9) WORST COACH OF THE YEAR:
ANDY: Valery Karpin (Spartak). Though Karpin did not begin the season on the Red and White bench, he brought Unai Emery over in the summer and, following the Spaniard’s dismissal in November, returned as Spartak coach. Unfortunately for Spartak supporters, Karpin didn’t improve matters. Despite a miraculous 4th-place finish, Spartak picked up just 22 points over 13 matches, slightly worse than Emery’s 29 points/17 matches. Karpin doesn’t appear to be going anywhere, but even if Spartak have a great season in 2013-2014, this year was an unqualified failure.
PAVEL: Unai Emery\Valeriy Karpin (Spartak)
CONNOR: The Gazzaev father/son combination. Together they took a team of decent players and got them to finish bottom and without an away win all season.
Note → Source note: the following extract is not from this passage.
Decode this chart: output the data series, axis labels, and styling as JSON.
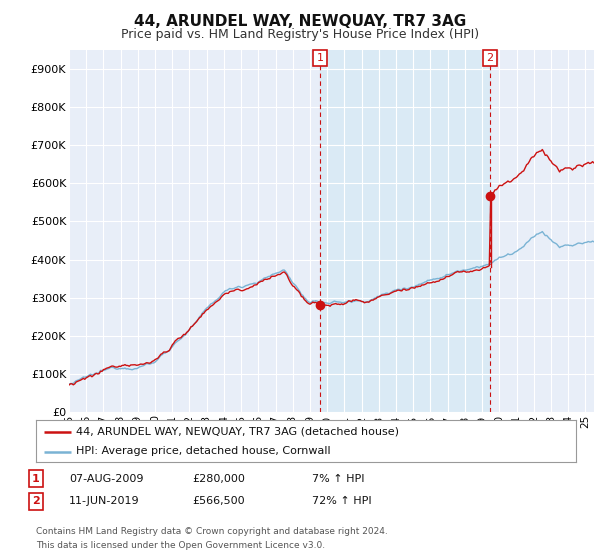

ROB: Slaven Bilic (Lokomotiv). Big contract and big budgets, but tactically naive and unable to get his side motivated. Overspent on a team of fragile players, and now the club can’t afford the compensation to sack him and move on. Has been given time to come up with some sort of crisis management plan, but the damage has been done. Rumours are that the board have demanded top three next year, which is a million miles away at the moment.
JOHN: Alania were so bad, and fell apart with so little fight, that this spot has to belong to one of the Gazzaev’s. Early in the season the younger Gazzaev played naïve and open but gained points. By the second half of the season, when the team of some talented players needed to show some fight to stay up, they folded under the older Gazzaev. All around terrible coaching and a sad end to the one year in the top flight.
10) DRAMATIC INCIDENT OF THE YEAR:
ANDY: There can only be one choice in this category – the called off Dinamo – Zenit match in November, in which Dinamo goalie Anton Shunin was nearly hit with a flare from the Zenit away stand. Dinamo led at the time, 1-0, and was later awarded a technical win, 3-0. Zenit protested the result, complaining that football matches shouldn’t be decided behind closed doors, and many point to that incident as the spark for Zenit’s subsequent push to organize a United Championship between Russian and Ukraine. The incident also helped push along legislative efforts to curb fan misbehavior at stadiums.
PAVEL: Dinamo-Zenit suspended match.
CONNOR: The Anton Shunin flare incident.
ROB: Dinamo 3-0 Zenit, AKA the Shunin flare incident. Not massively dramatic at the time in terms of the visuals, but what it led to has been remarkable. Zenit threw their toys out of the pram and threatened to leave the league, the United Championship idea really began to take shape, and the club taking the result to the Court of Arbitration for Sport threw the whole title race into doubt until the last possible minute. It still seems to have left a bad taste in the mouth, Zenit have made no friends in the process, and it could rumble on for some time.